The meteor that crashed to earth in Russia was about 55 feet in diameter, weighed around 10,000 tons and was made from a stony material, scientists said, making it the largest such object to hit the Earth in more than a century.
'We would expect an event of this magnitude to occur once every 100 years.'
- Paul Chodas of NASA's Near-Earth Object Program Office
Large pieces of it have yet to be found. However, a team from Ural Federal University, which is based in Yekaterinburg, collected 53 fragments, the largest of which was 7 millimeters, according to Viktor Grokhovsky, a scientist at the university.
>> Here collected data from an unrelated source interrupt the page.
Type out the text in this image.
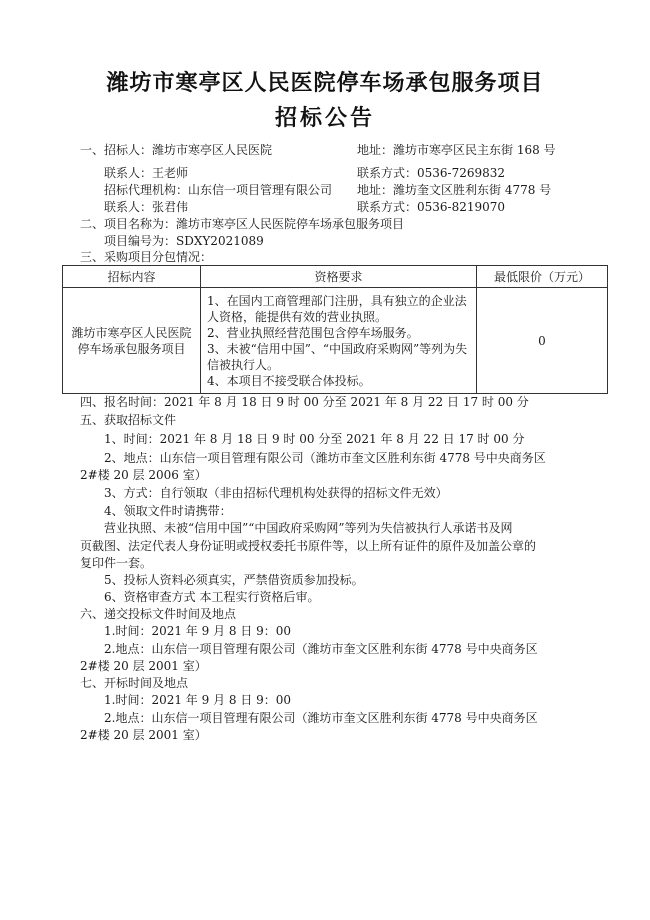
潍坊市寒亭区人民医院停车场承包服务项目
招标公告
一、招标人：潍坊市寒亭区人民医院	地址：潍坊市寒亭区民主东街 168 号
联系人：王老师	联系方式：0536-7269832
招标代理机构：山东信一项目管理有限公司 地址：潍坊奎文区胜利东街 4778 号
联系人：张君伟	联系方式：0536-8219070
二、项目名称为：潍坊市寒亭区人民医院停车场承包服务项目
项目编号为：SDXY2021089
三、采购项目分包情况：
招标内容	资格要求	最低限价（万元）

潍坊市寒亭区人民医院
停车场承包服务项目	1、在国内工商管理部门注册，具有独立的企业法人资格，能提供有效的营业执照。
2、营业执照经营范围包含停车场服务。
3、未被“信用中国”、“中国政府采购网”等列为失信被执行人。
4、本项目不接受联合体投标。	0
四、报名时间：2021 年 8 月 18 日 9 时 00 分至 2021 年 8 月 22 日 17 时 00 分
五、获取招标文件
1、时间：2021 年 8 月 18 日 9 时 00 分至 2021 年 8 月 22 日 17 时 00 分
2、地点：山东信一项目管理有限公司（潍坊市奎文区胜利东街 4778 号中央商务区
2#楼 20 层 2006 室）
3、方式：自行领取（非由招标代理机构处获得的招标文件无效）
4、领取文件时请携带：
营业执照、未被“信用中国”“中国政府采购网”等列为失信被执行人承诺书及网
页截图、法定代表人身份证明或授权委托书原件等，以上所有证件的原件及加盖公章的
复印件一套。
5、投标人资料必须真实，严禁借资质参加投标。
6、资格审查方式 本工程实行资格后审。
六、递交投标文件时间及地点
1.时间：2021 年 9 月 8 日 9：00
2.地点：山东信一项目管理有限公司（潍坊市奎文区胜利东街 4778 号中央商务区
2#楼 20 层 2001 室）
七、开标时间及地点
1.时间：2021 年 9 月 8 日 9：00
2.地点：山东信一项目管理有限公司（潍坊市奎文区胜利东街 4778 号中央商务区
2#楼 20 层 2001 室）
Data from a global network of sensors indicated that the meteor's fiery disintegration as it neared earth near Chelyabinsk, Russia, unleashed nearly 500 kilotons of energy, more than 30 times the energy of the Hiroshima atomic bomb.
It is the largest reported meteor since the one that hit Tunguska, Siberia, in 1908, according to the National Aeronautics and Space Administration. The U.S. agency's new estimate of the meteor's size was a marked increase from its initial one.
"We would expect an event of this magnitude to occur once every 100 years," said Paul Chodas of NASA's Near-Earth Object Program Office. "When you have a fireball of this size we would expect a large number of meteorites to reach the surface and in this case there were probably some large ones."